In particular, De Raadt has worked to convince wireless hardware vendors to allow the firmware images of their products to be freely redistributed. These efforts have been largely successful, particularly in negotiations with Taiwanese companies, leading to many new wireless drivers. De Raadt has commented that "most Taiwanese vendors give us documentation almost immediately," allowing open-source drivers to reliably support devices, as opposed to the lack of willingness from US companies like Intel and Broadcom to release firmware images free from licensing restrictions.

===Clash with Linux developers===
In April 2007, De Raadt was involved in a controversy involving the use of GPL code from the Linux bcm43xx driver in the BSD bcw driver. Linux developers accused the BSD community of infringing GPL code, but de Raadt denied infringement, arguing that the BSD driver was not "released". He also maintained that the conflict was not about GPL, but the way Linux developer Michael Buesch handled the situation. To Buesch's email, he responded:

It will be resolved in our tree, but it is up to him which way he does
it. But when you approach issues like this with comments like "We'd
like you to start contacting us to resolve the issue now" and your
first mail is cc'd to a couple hundred people.... in the future,
please think more carefully, ok?

Because right now, in that mail, you've pretty much done Broadcom's
job for them. You've told the entire BSD community who may want to
use a driver for this chip later, that because of a few GPL issues you
are willing to use very strong words—published very widely—to
disrupt the efforts of one guy who is trying to do things for them.
And, you are going to do this using the GPL, even. You did not
privately mail that developer. No, you basically went public with it.

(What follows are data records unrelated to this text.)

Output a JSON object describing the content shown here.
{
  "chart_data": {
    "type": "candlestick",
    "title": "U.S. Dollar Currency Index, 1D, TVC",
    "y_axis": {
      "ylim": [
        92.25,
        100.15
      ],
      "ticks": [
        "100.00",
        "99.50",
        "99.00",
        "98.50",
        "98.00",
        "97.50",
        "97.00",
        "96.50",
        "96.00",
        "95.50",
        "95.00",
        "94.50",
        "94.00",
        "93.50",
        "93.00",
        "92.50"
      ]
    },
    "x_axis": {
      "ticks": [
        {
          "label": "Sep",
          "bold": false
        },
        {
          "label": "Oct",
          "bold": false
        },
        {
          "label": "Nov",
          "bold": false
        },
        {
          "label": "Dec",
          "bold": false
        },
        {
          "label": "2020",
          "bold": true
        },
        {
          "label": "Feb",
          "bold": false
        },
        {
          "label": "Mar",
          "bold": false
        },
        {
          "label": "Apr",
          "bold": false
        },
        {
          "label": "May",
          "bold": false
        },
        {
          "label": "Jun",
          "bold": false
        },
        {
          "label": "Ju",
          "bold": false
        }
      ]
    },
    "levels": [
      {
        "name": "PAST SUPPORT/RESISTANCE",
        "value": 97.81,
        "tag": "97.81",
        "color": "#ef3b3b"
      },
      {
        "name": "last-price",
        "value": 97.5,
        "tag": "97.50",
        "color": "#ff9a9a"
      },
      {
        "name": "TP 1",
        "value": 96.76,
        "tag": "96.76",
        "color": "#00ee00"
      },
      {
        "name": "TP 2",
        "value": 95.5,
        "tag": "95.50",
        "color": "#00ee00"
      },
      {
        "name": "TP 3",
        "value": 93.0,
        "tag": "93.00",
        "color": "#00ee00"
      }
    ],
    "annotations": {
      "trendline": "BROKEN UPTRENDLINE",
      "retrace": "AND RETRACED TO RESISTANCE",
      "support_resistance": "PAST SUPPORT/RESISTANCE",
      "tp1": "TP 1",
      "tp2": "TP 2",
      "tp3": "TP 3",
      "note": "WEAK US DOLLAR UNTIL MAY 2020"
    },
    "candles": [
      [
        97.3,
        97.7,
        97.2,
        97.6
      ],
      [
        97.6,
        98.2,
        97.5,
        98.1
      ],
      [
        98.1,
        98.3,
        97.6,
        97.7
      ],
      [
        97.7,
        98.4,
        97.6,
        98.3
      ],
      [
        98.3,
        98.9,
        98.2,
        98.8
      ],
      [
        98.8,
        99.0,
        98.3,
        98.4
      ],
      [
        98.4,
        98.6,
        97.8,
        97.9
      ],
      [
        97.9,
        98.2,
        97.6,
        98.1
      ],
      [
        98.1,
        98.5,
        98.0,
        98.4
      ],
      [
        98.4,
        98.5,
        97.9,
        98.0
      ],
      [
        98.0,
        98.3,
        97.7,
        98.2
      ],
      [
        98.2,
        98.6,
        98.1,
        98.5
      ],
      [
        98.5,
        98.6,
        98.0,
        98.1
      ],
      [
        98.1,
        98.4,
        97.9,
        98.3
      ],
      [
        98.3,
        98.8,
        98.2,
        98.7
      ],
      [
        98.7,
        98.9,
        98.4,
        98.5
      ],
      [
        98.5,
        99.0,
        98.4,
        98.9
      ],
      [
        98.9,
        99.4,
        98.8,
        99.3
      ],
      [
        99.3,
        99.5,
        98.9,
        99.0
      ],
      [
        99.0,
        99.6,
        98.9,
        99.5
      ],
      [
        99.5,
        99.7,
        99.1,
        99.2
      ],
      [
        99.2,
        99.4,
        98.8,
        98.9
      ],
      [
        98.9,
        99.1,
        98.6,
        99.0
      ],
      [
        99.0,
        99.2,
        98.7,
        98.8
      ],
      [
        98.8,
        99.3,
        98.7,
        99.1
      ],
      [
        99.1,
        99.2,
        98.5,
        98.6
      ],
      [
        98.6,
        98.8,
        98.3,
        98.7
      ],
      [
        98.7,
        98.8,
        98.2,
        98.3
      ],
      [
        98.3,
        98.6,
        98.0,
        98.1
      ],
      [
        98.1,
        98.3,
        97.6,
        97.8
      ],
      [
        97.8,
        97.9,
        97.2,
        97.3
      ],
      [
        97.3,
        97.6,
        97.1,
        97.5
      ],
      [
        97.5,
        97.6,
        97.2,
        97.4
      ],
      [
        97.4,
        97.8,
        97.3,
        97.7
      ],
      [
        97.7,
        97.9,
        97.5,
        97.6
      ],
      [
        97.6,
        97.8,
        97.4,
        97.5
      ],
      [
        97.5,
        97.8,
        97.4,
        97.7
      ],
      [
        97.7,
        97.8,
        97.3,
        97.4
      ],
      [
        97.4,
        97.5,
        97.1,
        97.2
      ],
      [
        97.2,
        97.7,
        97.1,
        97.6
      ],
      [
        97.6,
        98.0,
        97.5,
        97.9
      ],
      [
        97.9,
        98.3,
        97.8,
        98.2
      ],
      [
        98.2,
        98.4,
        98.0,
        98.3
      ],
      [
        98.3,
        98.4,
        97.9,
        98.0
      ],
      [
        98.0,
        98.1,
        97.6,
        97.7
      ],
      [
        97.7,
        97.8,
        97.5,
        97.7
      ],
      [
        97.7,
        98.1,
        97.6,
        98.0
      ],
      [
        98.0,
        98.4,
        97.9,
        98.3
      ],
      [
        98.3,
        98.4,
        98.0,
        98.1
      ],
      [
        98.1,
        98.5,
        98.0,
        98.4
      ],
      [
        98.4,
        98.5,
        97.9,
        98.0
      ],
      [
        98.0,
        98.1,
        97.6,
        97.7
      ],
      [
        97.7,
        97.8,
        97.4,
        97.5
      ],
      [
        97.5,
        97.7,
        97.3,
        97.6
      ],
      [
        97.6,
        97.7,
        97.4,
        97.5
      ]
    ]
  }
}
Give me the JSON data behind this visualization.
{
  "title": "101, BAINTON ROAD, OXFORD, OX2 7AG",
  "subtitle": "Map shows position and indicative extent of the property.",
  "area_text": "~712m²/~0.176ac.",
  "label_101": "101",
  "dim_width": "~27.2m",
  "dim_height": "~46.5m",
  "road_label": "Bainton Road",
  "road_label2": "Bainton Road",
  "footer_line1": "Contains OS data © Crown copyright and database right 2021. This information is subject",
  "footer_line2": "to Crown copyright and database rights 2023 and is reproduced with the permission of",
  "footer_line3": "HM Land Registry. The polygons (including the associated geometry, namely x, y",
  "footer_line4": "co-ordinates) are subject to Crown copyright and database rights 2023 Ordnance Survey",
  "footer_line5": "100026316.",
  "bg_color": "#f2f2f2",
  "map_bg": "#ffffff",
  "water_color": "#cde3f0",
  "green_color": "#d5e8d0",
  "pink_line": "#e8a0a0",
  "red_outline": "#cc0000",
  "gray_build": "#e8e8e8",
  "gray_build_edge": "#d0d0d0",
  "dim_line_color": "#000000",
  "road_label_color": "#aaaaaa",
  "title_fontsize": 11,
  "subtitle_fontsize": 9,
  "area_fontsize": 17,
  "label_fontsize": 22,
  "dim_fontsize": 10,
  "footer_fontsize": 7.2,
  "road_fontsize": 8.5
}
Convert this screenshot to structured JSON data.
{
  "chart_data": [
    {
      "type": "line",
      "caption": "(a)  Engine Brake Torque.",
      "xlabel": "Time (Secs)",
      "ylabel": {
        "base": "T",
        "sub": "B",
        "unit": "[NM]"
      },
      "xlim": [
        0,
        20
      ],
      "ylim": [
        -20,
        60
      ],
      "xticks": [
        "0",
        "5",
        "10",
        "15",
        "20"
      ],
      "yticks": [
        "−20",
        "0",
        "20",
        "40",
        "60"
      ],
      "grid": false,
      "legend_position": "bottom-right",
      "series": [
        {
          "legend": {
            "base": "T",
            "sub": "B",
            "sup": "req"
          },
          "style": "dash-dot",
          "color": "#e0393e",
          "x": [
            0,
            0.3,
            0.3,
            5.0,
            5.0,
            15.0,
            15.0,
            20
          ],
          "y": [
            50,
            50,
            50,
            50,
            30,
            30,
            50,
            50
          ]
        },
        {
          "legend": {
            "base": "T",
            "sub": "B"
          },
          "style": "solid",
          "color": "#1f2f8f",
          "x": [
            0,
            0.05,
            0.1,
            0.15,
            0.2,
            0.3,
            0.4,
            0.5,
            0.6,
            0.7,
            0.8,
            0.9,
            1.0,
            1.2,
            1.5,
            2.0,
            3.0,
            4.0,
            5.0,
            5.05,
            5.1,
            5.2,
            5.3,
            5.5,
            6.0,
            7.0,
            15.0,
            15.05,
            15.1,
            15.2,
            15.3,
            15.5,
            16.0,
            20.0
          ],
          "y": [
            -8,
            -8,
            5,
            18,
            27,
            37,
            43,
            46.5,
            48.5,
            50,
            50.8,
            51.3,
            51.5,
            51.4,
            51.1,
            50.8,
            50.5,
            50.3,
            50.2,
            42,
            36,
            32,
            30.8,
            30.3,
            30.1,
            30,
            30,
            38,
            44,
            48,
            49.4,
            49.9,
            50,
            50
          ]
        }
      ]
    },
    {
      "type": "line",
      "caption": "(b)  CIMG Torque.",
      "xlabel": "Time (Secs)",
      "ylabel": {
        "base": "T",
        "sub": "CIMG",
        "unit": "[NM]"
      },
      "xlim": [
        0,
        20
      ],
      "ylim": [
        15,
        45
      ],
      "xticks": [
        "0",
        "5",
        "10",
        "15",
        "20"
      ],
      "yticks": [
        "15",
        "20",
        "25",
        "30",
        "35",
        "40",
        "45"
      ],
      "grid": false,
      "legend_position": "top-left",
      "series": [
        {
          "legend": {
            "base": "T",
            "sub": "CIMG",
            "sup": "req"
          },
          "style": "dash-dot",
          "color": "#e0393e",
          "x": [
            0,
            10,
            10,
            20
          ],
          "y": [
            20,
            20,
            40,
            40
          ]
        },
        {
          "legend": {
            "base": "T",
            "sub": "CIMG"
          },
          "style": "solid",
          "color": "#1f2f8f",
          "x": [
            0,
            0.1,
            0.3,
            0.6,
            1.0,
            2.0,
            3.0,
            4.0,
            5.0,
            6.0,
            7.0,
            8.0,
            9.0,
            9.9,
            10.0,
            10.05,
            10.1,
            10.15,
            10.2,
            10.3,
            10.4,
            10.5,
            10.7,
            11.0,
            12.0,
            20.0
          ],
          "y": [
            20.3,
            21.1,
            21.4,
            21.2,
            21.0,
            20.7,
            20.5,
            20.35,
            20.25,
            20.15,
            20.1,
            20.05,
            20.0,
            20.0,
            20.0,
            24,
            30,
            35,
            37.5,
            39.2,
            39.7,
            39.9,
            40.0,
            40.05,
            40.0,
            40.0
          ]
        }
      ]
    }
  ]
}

That is how about half the user and developer community will see it.
They will see your widely posted mail as an overly strong position.

Another clash occurred in August 2007, when a group of Linux developers attempted to modify the license of dual-licensed ath5k driver. De Raadt summarised the issue as follows:

GPL fans said the great problem we would face is that companies would take our BSD code, modify it, and not give back.
Nope—the great problem we face is that people would wrap the GPL around our code, and lock us out in the same way that these supposed companies would lock us out.
Just like the Linux community, we have many companies giving us code back, all the time.
But once the code is GPL'd, we cannot get it back.